Willes, vice-chairman of the PLC and a former president of the Hawaii Honolulu Mission, built his remarks around another meaning of the Hawaiian word aloha, which he incorporated into the mission motto — The Aloha Mission:

"A stands for atonement. All that we do must eventually lead us to Him who we honor and worship as our Lord and Savior, Jesus Christ. For after all, He made the greatest sacrifice of all," he said. "All that we do at the Polynesian Cultural Center and BYU-Hawaii must eventually take us toward, and lead us to, our Savior and gratitude for His atonement."

"L — Love is our motivation: Love of Him and of each other," he continued.

"O — Obedience to the commandments, including the commandment of stewardship, which allows each of us the privilege of sharing what we have with others. I'm so grateful to be a part of this group, because you honor and recognize that principle.
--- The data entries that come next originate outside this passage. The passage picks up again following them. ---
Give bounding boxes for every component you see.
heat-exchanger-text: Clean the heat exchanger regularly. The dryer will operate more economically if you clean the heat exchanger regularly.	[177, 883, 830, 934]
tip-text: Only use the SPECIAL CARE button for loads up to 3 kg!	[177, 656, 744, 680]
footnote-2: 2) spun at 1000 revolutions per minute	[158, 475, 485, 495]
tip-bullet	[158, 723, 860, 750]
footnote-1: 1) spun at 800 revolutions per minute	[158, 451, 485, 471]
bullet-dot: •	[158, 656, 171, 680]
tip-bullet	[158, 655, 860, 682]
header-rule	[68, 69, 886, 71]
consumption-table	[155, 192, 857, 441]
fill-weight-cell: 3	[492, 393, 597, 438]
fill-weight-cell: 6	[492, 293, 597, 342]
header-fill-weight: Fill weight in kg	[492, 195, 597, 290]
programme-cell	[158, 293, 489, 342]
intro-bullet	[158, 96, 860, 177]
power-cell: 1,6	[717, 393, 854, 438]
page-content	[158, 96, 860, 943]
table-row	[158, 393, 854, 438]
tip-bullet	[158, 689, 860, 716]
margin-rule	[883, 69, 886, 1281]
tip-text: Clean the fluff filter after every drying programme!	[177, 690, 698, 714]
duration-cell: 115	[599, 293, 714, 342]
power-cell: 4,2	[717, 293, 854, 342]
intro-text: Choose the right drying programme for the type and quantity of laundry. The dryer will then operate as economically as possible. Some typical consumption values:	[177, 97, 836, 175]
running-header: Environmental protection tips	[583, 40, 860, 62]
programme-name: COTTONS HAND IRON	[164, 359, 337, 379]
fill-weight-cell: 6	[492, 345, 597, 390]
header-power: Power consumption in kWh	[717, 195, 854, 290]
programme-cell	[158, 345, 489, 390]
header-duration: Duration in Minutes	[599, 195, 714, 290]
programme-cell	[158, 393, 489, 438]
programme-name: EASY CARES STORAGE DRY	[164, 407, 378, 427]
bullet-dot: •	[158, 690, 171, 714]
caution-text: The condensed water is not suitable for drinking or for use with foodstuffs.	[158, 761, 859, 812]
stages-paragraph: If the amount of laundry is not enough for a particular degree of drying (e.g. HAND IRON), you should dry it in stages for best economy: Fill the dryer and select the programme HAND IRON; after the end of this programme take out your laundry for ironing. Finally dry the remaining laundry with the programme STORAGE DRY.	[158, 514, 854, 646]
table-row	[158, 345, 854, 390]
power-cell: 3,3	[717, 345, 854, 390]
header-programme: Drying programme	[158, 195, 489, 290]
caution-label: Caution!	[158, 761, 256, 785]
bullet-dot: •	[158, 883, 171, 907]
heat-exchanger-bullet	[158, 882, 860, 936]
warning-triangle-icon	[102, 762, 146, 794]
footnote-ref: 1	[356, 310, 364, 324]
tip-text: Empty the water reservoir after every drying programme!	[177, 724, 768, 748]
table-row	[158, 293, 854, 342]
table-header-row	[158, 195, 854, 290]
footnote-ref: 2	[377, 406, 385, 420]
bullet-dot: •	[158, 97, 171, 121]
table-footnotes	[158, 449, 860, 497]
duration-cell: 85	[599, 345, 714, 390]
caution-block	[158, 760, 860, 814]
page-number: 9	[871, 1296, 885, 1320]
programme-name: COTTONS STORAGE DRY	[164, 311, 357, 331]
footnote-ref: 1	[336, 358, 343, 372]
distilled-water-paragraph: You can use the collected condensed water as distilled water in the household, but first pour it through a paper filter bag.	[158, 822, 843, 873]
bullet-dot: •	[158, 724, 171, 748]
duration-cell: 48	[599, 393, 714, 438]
It's why you follow the promptings of the Spirit to give; and as we do that, we are able to have people come and feel the..."

"HA — the breath of life [in Hawaiian]. As they come and feel it, if they're members of the Church, they are strengthened in their testimony. If they are not members of the Church, when they encounter the Church they feel [the same spirit] they felt here. As they learn the gospel of Jesus Christ, they get eternal life, which is the real meaning of the breath of life."

Hawaiian Studies at PCC Hawaiian village
Willes recalled five years ago when BYU-Hawaii President Eric B. Shumway was seeking financial help to build a new home for the Iosepa, he talked about the "feelings that people from the community, university and PCC had" because of the Iosepa. "They would come, they would touch, and they would feel a special spirit about that canoe."

"He then talked about how there was a building of bridges between the Center, the university, the community and the extended community here in Hawaii; and as he spoke, the Spirit spoke to us and said, 'You are to help them build that house.'"

Willes pointed out when the new halau is completed, the Iosepa will no longer be "in a back lot behind the university where nobody can see it. It will be here in this place where hundreds of thousands will come every year to see, touch and feel. And as they feel the spirit of this place, they will honor the Hawaiian heritage and the remarkable people who have helped make this place so special."

"They will also feel something that many of them won't understand, but someday will; and it will give them the ha — the breath of life, even eternal life," Willes said.

"We are so grateful to be a part of something so special. We are grateful to all of those who have made it possible and all of those who bring their spirit here — those living, those who have gone before and those who will yet come — to help everyone else who comes feel and understand the real meaning of aloha."